Saisi d'un recours contre ce prononcé de la prénommée, qui alléguait notamment remplir toutes les conditions légales pour être autorisée à poursuivre ses études commencées à l’Université de Neuchâtel, le Département de l'économie et de l'action sociale (ci-après : le département ou le DEAS) l'a rejeté, de même que la demande d’assistance judiciaire (recte : administrative) faute d’indigence, par décision du 27 août 2019. Laissant ouverte la question de savoir si la formation entreprise à l’Université de Neuchâtel constituait ou non un changement d’orientation, il a en particulier retenu qu’après cinq ans d’études en Suisse, l’intéressée n’avait encore obtenu aucun titre universitaire et qu’elle n’avait validé que 30 crédits sur les 40 crédits à rattraper pour être admise au programme du master of Arts en sciences sociales qui compte 90 crédits, si bien que la formation qu’elle envisageait ne pourrait pas être achevée dans la durée maximale de huit ans.

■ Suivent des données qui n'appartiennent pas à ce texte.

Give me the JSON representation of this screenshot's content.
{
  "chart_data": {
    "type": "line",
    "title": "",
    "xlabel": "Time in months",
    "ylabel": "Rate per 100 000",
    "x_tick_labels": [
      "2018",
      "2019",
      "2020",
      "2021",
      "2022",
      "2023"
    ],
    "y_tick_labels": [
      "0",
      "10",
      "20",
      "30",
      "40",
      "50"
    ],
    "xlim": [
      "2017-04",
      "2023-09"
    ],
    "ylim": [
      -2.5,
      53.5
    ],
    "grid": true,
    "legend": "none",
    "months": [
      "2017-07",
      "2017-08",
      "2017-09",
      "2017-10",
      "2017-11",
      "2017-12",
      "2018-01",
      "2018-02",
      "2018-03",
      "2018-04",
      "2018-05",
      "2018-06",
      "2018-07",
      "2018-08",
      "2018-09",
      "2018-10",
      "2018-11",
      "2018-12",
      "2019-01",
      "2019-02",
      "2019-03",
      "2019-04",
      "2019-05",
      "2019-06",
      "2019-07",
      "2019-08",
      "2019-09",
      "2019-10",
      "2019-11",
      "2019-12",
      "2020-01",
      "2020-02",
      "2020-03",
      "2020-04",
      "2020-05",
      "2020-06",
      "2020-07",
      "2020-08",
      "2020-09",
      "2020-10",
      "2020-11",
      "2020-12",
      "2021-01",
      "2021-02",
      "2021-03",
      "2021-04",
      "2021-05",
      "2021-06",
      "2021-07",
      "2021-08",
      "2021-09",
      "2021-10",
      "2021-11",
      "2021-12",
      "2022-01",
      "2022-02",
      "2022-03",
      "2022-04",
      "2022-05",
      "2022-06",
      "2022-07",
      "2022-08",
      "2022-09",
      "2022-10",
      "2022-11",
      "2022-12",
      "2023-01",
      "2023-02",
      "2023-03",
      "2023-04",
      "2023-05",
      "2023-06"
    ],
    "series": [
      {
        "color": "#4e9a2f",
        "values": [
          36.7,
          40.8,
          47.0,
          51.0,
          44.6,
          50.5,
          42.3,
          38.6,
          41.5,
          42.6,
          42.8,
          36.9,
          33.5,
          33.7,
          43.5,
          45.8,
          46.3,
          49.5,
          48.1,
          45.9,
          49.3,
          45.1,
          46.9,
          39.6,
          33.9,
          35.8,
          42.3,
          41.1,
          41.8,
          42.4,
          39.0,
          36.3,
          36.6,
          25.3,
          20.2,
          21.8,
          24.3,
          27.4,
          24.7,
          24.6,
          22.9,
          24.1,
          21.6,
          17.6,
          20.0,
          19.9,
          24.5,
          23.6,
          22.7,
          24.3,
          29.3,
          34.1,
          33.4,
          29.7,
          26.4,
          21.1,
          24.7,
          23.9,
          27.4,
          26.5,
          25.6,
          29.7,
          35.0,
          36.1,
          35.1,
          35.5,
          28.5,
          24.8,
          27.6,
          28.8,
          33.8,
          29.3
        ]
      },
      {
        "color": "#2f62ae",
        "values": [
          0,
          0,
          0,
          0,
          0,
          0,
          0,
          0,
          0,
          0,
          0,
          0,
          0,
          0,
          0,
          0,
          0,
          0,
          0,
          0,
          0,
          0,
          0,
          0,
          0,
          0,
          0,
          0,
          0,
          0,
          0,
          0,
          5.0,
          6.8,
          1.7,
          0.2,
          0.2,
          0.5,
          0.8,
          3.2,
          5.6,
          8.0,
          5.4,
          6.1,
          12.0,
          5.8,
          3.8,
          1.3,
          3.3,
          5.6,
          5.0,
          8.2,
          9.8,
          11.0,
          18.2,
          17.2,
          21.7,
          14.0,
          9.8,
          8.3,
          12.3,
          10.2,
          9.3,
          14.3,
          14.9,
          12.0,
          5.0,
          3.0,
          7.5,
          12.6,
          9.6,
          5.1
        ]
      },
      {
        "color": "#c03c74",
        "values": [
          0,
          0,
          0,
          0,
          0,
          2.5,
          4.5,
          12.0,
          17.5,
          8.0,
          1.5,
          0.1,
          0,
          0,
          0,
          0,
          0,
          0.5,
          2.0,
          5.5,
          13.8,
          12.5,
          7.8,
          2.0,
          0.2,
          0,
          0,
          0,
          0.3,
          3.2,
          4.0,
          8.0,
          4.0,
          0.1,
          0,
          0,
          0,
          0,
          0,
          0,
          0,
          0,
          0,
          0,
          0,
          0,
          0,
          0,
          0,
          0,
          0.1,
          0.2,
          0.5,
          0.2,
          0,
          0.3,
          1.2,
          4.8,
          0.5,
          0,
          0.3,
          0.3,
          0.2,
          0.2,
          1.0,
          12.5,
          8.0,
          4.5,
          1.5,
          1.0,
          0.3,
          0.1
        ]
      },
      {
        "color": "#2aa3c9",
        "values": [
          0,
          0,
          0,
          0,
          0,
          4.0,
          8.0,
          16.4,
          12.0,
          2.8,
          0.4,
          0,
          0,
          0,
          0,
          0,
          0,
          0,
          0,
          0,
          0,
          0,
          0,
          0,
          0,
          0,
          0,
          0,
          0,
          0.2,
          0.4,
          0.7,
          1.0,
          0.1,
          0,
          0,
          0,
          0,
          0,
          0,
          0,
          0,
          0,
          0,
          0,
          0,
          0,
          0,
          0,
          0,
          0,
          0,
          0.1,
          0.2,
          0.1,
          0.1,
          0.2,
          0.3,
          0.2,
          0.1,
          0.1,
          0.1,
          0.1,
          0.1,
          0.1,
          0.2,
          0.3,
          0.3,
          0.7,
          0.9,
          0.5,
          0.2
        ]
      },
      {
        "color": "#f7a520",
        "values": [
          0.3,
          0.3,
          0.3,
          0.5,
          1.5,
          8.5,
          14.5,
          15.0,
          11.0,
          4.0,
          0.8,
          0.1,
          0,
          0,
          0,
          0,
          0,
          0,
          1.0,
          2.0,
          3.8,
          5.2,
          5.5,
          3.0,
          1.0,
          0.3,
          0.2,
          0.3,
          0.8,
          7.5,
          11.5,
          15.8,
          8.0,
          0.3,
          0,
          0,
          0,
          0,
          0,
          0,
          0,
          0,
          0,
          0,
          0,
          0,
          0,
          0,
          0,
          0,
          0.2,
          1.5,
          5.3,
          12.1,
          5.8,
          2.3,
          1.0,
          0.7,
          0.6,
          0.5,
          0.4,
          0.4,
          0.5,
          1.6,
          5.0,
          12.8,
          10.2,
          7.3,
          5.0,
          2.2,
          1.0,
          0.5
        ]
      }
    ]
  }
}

B.                               X.________ interjette recours devant la Cour de droit public du Tribunal cantonal contre cette décision dont elle demande l'annulation, en concluant, sous suite de frais et dépens, à l’octroi de l’assistance judiciaire (recte : administrative) pour la procédure devant le département et à l’octroi d’une autorisation de séjour pour études pour une année supplémentaire; subsidiairement au renvoi de la cause au département pour complément d’instruction. Elle sollicite par ailleurs d’être mise au bénéfice de l’assistance judiciaire pour la présente procédure. Elle se prévaut d’une violation de son droit d’être entendue aux motifs qu’il n’était pas prévisible pour elle que le département se prononce sur la durée maximale dans laquelle des études doivent être menées, de sorte qu’elle ne s’était pas exprimée à ce sujet. Cela étant, elle s’inscrit en faux contre l’appréciation du DEAS et expose de manière détaillée son plan d’études qui doit l’amener à terminer celles-ci au mois de février 2022, soit plus de six mois avant l’échéance du délai maximal de huit ans. Elle relève en outre que cette limite ne doit pas intervenir dans l’examen d’une révocation d’une autorisation de séjour pour études mais seulement dans le cadre de la prolongation de celle-ci et qu’il en va de même de la limite d’âge de trente ans qui n’est pertinente qu’au moment de l’octroi de l’autorisation de séjour. Elle reproche enfin au département d’avoir commis un déni de justice en laissant la question du changement d’orientation en cours de formation ouverte, d’avoir tardé à statuer, ce qui doit conduire à lui octroyer une allocation de dépens complets et d’avoir nié son indigence en se fondant sur des considérations étrangères aux règles applicable à l’assistance administrative.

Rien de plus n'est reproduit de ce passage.